Als Wohnungseigentum wird der Bereich bezeichnet, der Wohnzwecken dient.

Nach dem Bürgerlichen Gesetzbuch (BGB) bilden Gebäude und Grundstück eine Einheit, so dass z. B. an einer einzelnen Wohneinheit kein Eigentum erworben werden kann. Nach dem Wohnungseigentumsgesetz kann aber sogenanntes Sondereigentum geschaffen werden. Das Sondereigentum unterscheidet sich in Gemeinschaftseigentum und Wohnungs- bzw. Teileigentum. Das Gemeinschaftseigentum umfasst dabei die von allen „nutzbaren“ Teile des Hauses wie z. B. Außenwände, Dach oder Ver- und Entsorgungsanlagen.

Als Wohnungseigentum wird der Bereich bezeichnet, der Wohnzwecken dient. Der gewerblich genutzte Teil eines Gebäudes wird dagegen Teileigentum genannt. In beiden Fällen müssen die einzelnen Eigentumsbereiche durch feste Wände und Decken baulich vollkommen abgeschlossen sein. Außerdem muss jede Einheit eine ins Freie oder ins gemeinschaftliche Treppenhaus führende Tür besitzen. Wohnungseigentum setzt zusätzlich voraus, dass eine Kochgelegenheit, ein eigenes WC und ein Wasseranschluss und -abfluss vorhanden sind.

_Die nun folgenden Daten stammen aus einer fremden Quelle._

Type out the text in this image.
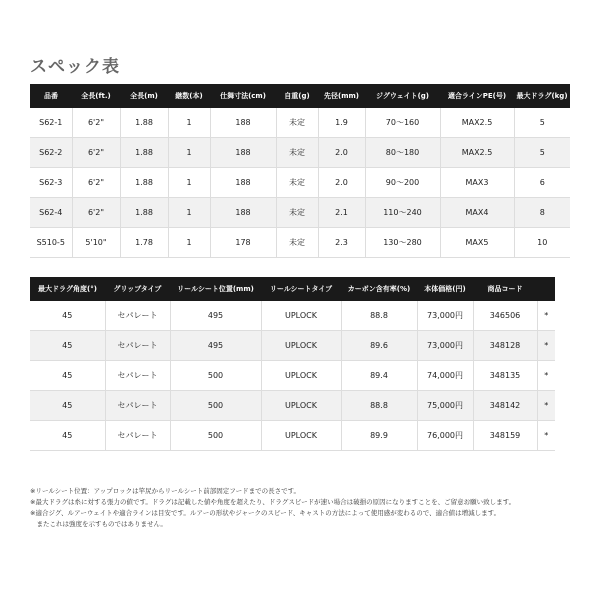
スペック表
品番	全長(ft.)	全長(m)	継数(本)	仕舞寸法(cm)	自重(g)	先径(mm)	ジグウェイト(g)	適合ラインPE(号)	最大ドラグ(kg)
S62-1	6'2"	1.88	1	188	未定	1.9	70～160	MAX2.5	5
S62-2	6'2"	1.88	1	188	未定	2.0	80～180	MAX2.5	5
S62-3	6'2"	1.88	1	188	未定	2.0	90～200	MAX3	6
S62-4	6'2"	1.88	1	188	未定	2.1	110～240	MAX4	8
S510-5	5'10"	1.78	1	178	未定	2.3	130～280	MAX5	10
最大ドラグ角度(°)	グリップタイプ	リールシート位置(mm)	リールシートタイプ	カーボン含有率(%)	本体価格(円)	商品コード	
45	セパレート	495	UPLOCK	88.8	73,000円	346506	*
45	セパレート	495	UPLOCK	89.6	73,000円	348128	*
45	セパレート	500	UPLOCK	89.4	74,000円	348135	*
45	セパレート	500	UPLOCK	88.8	75,000円	348142	*
45	セパレート	500	UPLOCK	89.9	76,000円	348159	*
※リールシート位置：アップロックは竿尻からリールシート前部固定フードまでの長さです。
※最大ドラグは糸に対する張力の値です。ドラグは記載した値や角度を超えたり、ドラグスピードが速い場合は破損の原因になりますことを、ご留意お願い致します。
※適合ジグ、ルアーウェイトや適合ラインは目安です。ルアーの形状やジャークのスピード、キャストの方法によって使用感が変わるので、適合値は増減します。
　またこれは強度を示すものではありません。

Bei der Eintragung des Sondereigentums ins Grundbuch verlangt das Amtsgericht eine sogenannte Abgeschlossenheitsbescheinigung und eine notarielle Teilungserklärung (Teilungsvertrag). In dieser wird durch den Fachbereich Bauordnung die oben erwähnte Abgeschlossenheit bestätigt.

Hier finden Sie den Antrag und die Information zur Abgeschlossenheitsbescheinigung.

Dauer des Verfahrens

Eine Abgeschlossenheitsbescheinigung kann n der Regel innerhalb von 2 – 3 Wochen erteilt werden.

Gebühren

Die Gebühr richtet sich nach der Anzahl der Ausfertigungen und nach der Anzahl der Sondereigentumsanteile. Die Gebühr beträgt mindestens 100,00 €.